When I wrote my book The Progressive Revolution in early 2008, I figured that if a Democratic President were elected that we would see epic battles over health care reform and potentially other big changes in American life, and we have to some extent. What I didn't realize is just how much the ideological battles of American history would become a dominant narrative on the right. We've seen the Republican Vice-Presidential nominee of 2008 and the Governor of Texas associated with political parties that support secession. We're seeing the Kentucky Republican Senate nominee tied in knots over whether he supports the 1964 Civil Rights Act, and now it looks like he was the keynote speaker at a political party convention with all kinds of truly far-out historical views. We are watching the Texas school board downgrade Jefferson and Tom Paine's historical contributions and upgrade Jefferson Davis' role. We're seeing one of the most influential right wing talk show hosts, Glenn Beck, delve deep into historical debates almost every day - repeatedly attacking people like Teddy and Franklin Roosevelt, while closely aligning himself philosophically to historical conservatives like John Calhoun, Ayn Rand, and the Social Darwinists of the 1880s.
I never expected when writing my book that I would see such an open and full throated embrace of the rhetoric, ideology, and even specific issues - secession, states rights, the civil rights bills of the 1960s - of historical conservatism. It's almost like modern day conservatives took some of the heroes in my book - Jefferson, Lincoln, the Roosevelts, Martin Luther King - and argued that they were villains, and took many of my villains - Calhoun, Jefferson Davis, Calvin Coolidge, the Jim Crow Southerners - and turned them into heroes. It has been astounding to watch.
But the extremist conservatives who lost yesterday's battles will lose them again today. The American people are in a lot of pain because of the economic crisis we are (still) facing, but they don't want to turn the clock back that far. If the Obama White House would stop bragging about this still awful-for-working-people economy (check out this really important memo from Democracy Corps), and reconnect themselves with their own honorable history of fighting for the middle class against the big banks and health insurance and oil companies, they might just have a better election then anyone thinks they will right now.
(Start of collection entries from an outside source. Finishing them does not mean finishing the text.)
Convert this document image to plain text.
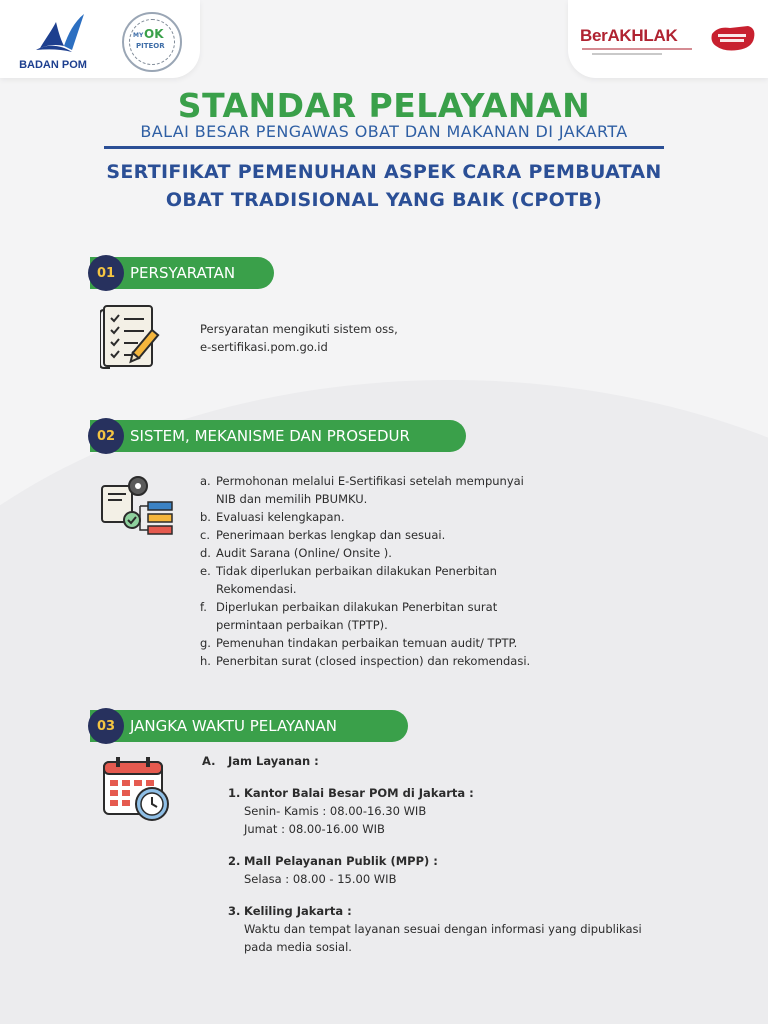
BADAN POM
MY OK
PITEOR
BerAKHLAK
STANDAR PELAYANAN
BALAI BESAR PENGAWAS OBAT DAN MAKANAN DI JAKARTA
SERTIFIKAT PEMENUHAN ASPEK CARA PEMBUATAN
OBAT TRADISIONAL YANG BAIK (CPOTB)
01 PERSYARATAN
Persyaratan mengikuti sistem oss,
e-sertifikasi.pom.go.id
02 SISTEM, MEKANISME DAN PROSEDUR
a. Permohonan melalui E-Sertifikasi setelah mempunyai
NIB dan memilih PBUMKU.
b. Evaluasi kelengkapan.
c. Penerimaan berkas lengkap dan sesuai.
d. Audit Sarana (Online/ Onsite ).
e. Tidak diperlukan perbaikan dilakukan Penerbitan
Rekomendasi.
f. Diperlukan perbaikan dilakukan Penerbitan surat
permintaan perbaikan (TPTP).
g. Pemenuhan tindakan perbaikan temuan audit/ TPTP.
h. Penerbitan surat (closed inspection) dan rekomendasi.
03 JANGKA WAKTU PELAYANAN
A.	Jam Layanan :
1. Kantor Balai Besar POM di Jakarta :
Senin- Kamis : 08.00-16.30 WIB
Jumat : 08.00-16.00 WIB
2. Mall Pelayanan Publik (MPP) :
Selasa : 08.00 - 15.00 WIB
3. Keliling Jakarta :
Waktu dan tempat layanan sesuai dengan informasi yang dipublikasi
pada media sosial.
The Republicans are hurting themselves by re-arguing secession and the Civil Rights Act, and defending Wall Street like they did in the 1920s and '30s. Rand Paul is giving us a big opening in Kentucky. Driving Crist out of their party has created a wide-open Senate race in Florida. Going along with the death panel goofiness has made Chuck Grassley vulnerable for the first time since being elected to the Senate in 1980. If Republicans keep celebrating the extremists in their history, and Democrats take after the progressive heroes in theirs, the 2010 elections will be a lot more winnable than we thought.
I ended The Progressive Revolution with these words:
"The time has come again to choose a progressive path, to reject caution and embrace our history, and to rise to the example of progressive leaders of the past. Paine and Jefferson, Fredrick Douglass and William Lloyd Garrison, Abraham Lincoln and the Radical Republicans, Elizabeth Cady Stanton and Susan B. Anthony, Teddy Roosevelt and Woodrow Wilson, FDR and John L. Lewis, JFK and RFK, Martin Luther King and Cesar Chavez, and Betty Friedan and Rachel Carson: their legacy calls us. We need to rise to the challenge and make the coming years a time to remember and record in our history, a period of transforming change that will lift up our nation and inspire future generations.
We can solve the immense problems of our time if we understand our history, throw fear and caution aside, and then choose the path that goes forward."
With the conservatives embracing their history so closely, it is time to embrace our own.